Petroleum source rocks occur in most Ordovician sedimentary strata in North America, northern Europe, South Africa, central Australia, and the Baltic area. Many of the source rocks are condensed shales within carbonate-evaporite sequences. Compared with other geologic periods, little oil originates from Ordovician source rocks, but they are important sources for some petroleum systems. Some examples include,

  1. the Albion-Scipio field, the only giant field in the Michigan Basin, which contains petroleum generated from Ordovician Trenton-Black River source rocks and

  2. the very productive Ordovician Simpson and Ellenburger formations of the west Texas Permian Basin, which aregenerally recognized as sourced from the Ordovician Simpson source rocks.

Widespread organic-rich source rocks were deposited during the Late Ordovician Period (Caradocian Stage) as part of an extensive marine transgression before the major glaciation. Upper Ordovician (mostly Caradocian) black shales (e. g. Vinini, Utica/Antes, Trenton, Maquoketa, Sylvan and Simpson, and equivalents) are widespread in North America, as are the Dicellograptus and Clinograptus shales of Northern Europe making many of them potential for unconventional oil exploration.

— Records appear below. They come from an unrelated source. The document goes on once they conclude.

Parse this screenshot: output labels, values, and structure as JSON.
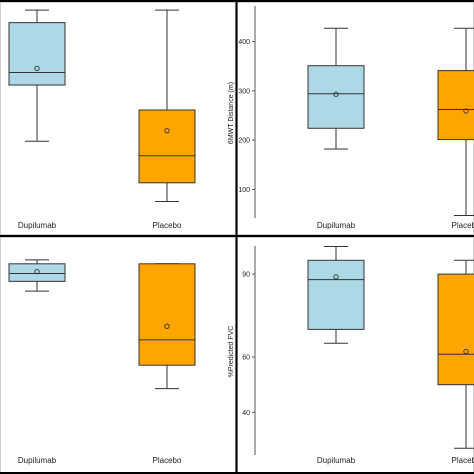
{
  "colors": {
    "dupilumab": "#add8e6",
    "placebo": "#ffa500",
    "outline": "#333333",
    "divider": "#000000"
  },
  "chart_data": [
    {
      "type": "box",
      "panel": "top-left",
      "xlabel": "",
      "ylabel": "",
      "ylim": [
        0,
        100
      ],
      "yticks": [],
      "categories": [
        "Dupilumab",
        "Placebo"
      ],
      "boxes": [
        {
          "label": "Dupilumab",
          "min": 35,
          "q1": 62,
          "median": 68,
          "q3": 92,
          "max": 98,
          "mean": 70
        },
        {
          "label": "Placebo",
          "min": 6,
          "q1": 15,
          "median": 28,
          "q3": 50,
          "max": 98,
          "mean": 40
        }
      ]
    },
    {
      "type": "box",
      "panel": "top-right",
      "xlabel": "",
      "ylabel": "6MWT Distance (m)",
      "ylim": [
        50,
        460
      ],
      "yticks": [
        100,
        200,
        300,
        400
      ],
      "categories": [
        "Dupilumab",
        "Placebo"
      ],
      "boxes": [
        {
          "label": "Dupilumab",
          "min": 182,
          "q1": 224,
          "median": 294,
          "q3": 351,
          "max": 427,
          "mean": 293
        },
        {
          "label": "Placebo",
          "min": 47,
          "q1": 201,
          "median": 262,
          "q3": 341,
          "max": 427,
          "mean": 259
        }
      ]
    },
    {
      "type": "box",
      "panel": "bottom-left",
      "xlabel": "",
      "ylabel": "",
      "ylim": [
        0,
        100
      ],
      "yticks": [],
      "categories": [
        "Dupilumab",
        "Placebo"
      ],
      "boxes": [
        {
          "label": "Dupilumab",
          "min": 82,
          "q1": 87,
          "median": 91,
          "q3": 96,
          "max": 98,
          "mean": 92
        },
        {
          "label": "Placebo",
          "min": 32,
          "q1": 44,
          "median": 57,
          "q3": 96,
          "max": 96,
          "mean": 64
        }
      ]
    },
    {
      "type": "box",
      "panel": "bottom-right",
      "xlabel": "",
      "ylabel": "%Predicted FVC",
      "ylim": [
        26,
        98
      ],
      "yticks": [
        40,
        60,
        90
      ],
      "categories": [
        "Dupilumab",
        "Placebo"
      ],
      "boxes": [
        {
          "label": "Dupilumab",
          "min": 65,
          "q1": 70,
          "median": 88,
          "q3": 95,
          "max": 100,
          "mean": 89
        },
        {
          "label": "Placebo",
          "min": 27,
          "q1": 50,
          "median": 61,
          "q3": 90,
          "max": 95,
          "mean": 62
        }
      ]
    }
  ]
}
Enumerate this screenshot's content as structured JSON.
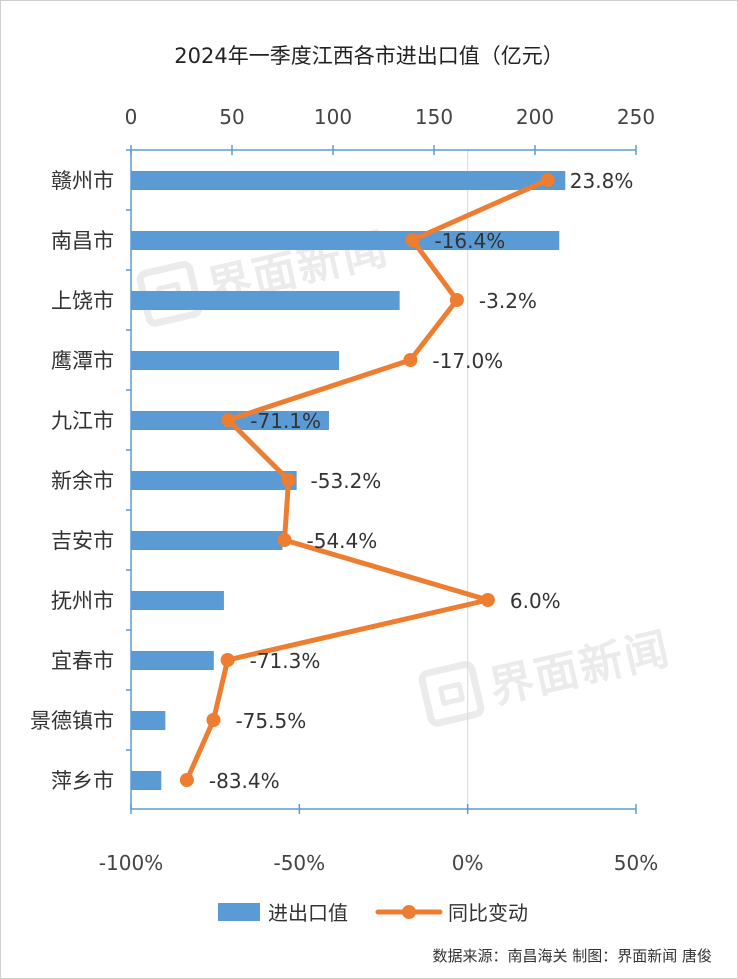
{
  "chart_data": {
    "type": "bar",
    "title": "2024年一季度江西各市进出口值（亿元）",
    "categories": [
      "赣州市",
      "南昌市",
      "上饶市",
      "鹰潭市",
      "九江市",
      "新余市",
      "吉安市",
      "抚州市",
      "宜春市",
      "景德镇市",
      "萍乡市"
    ],
    "series": [
      {
        "name": "进出口值",
        "type": "bar",
        "axis": "top",
        "color": "#5b9bd5",
        "values": [
          215,
          212,
          133,
          103,
          98,
          82,
          75,
          46,
          41,
          17,
          15
        ]
      },
      {
        "name": "同比变动",
        "type": "line",
        "axis": "bottom",
        "color": "#ed7d31",
        "values": [
          23.8,
          -16.4,
          -3.2,
          -17.0,
          -71.1,
          -53.2,
          -54.4,
          6.0,
          -71.3,
          -75.5,
          -83.4
        ],
        "labels": [
          "23.8%",
          "-16.4%",
          "-3.2%",
          "-17.0%",
          "-71.1%",
          "-53.2%",
          "-54.4%",
          "6.0%",
          "-71.3%",
          "-75.5%",
          "-83.4%"
        ]
      }
    ],
    "top_axis": {
      "range": [
        0,
        250
      ],
      "ticks": [
        "0",
        "50",
        "100",
        "150",
        "200",
        "250"
      ]
    },
    "bottom_axis": {
      "range": [
        -100,
        50
      ],
      "ticks": [
        "-100%",
        "-50%",
        "0%",
        "50%"
      ]
    },
    "gridline_at_zero_percent": true,
    "legend_position": "bottom"
  },
  "source": "数据来源：南昌海关  制图：界面新闻 唐俊",
  "watermark": "界面新闻"
}
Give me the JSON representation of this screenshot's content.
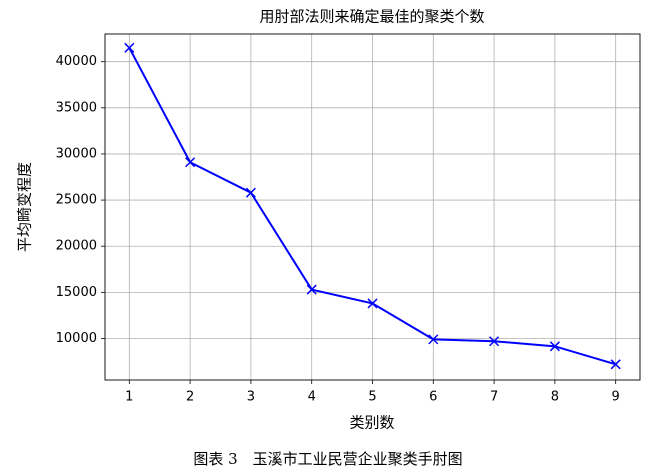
{
  "chart_data": {
    "type": "line",
    "title": "用肘部法则来确定最佳的聚类个数",
    "x_label": "类别数",
    "y_label": "平均畸变程度",
    "caption": "图表 3　玉溪市工业民营企业聚类手肘图",
    "x": [
      1,
      2,
      3,
      4,
      5,
      6,
      7,
      8,
      9
    ],
    "values": [
      41500,
      29100,
      25800,
      15300,
      13800,
      9900,
      9700,
      9150,
      7200
    ],
    "color": "#0000ff",
    "marker": "x",
    "xlim": [
      0.6,
      9.4
    ],
    "xticks": [
      1,
      2,
      3,
      4,
      5,
      6,
      7,
      8,
      9
    ],
    "ylim": [
      5500,
      43000
    ],
    "yticks": [
      10000,
      15000,
      20000,
      25000,
      30000,
      35000,
      40000
    ],
    "grid": true
  }
}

In recent years, the Utica formation in Ohio has received the majority of industry focus for unconventional oil exploration while many other North American Ordovician formations have gone relatively unexplored. Possible explanations for the limited exploration of the Ordovician Shale are possibly due understanding the maturation levels within the formations. With most of the Ordovician formations appearing in the gas window, these formations are overlooked for exploration in the present hydrocarbon markets. A complete understanding of the maturity levels of the Ordovician aged source rocks needs to be accomplished in order to locate the potential for productive unconventional oil. With a review and understanding of the regional geology, log analyses, geochemical and maturity data of the various Ordovician formations, it is believed that there are many additional areas in North America that have the potential for Ordovician unconventional oil production.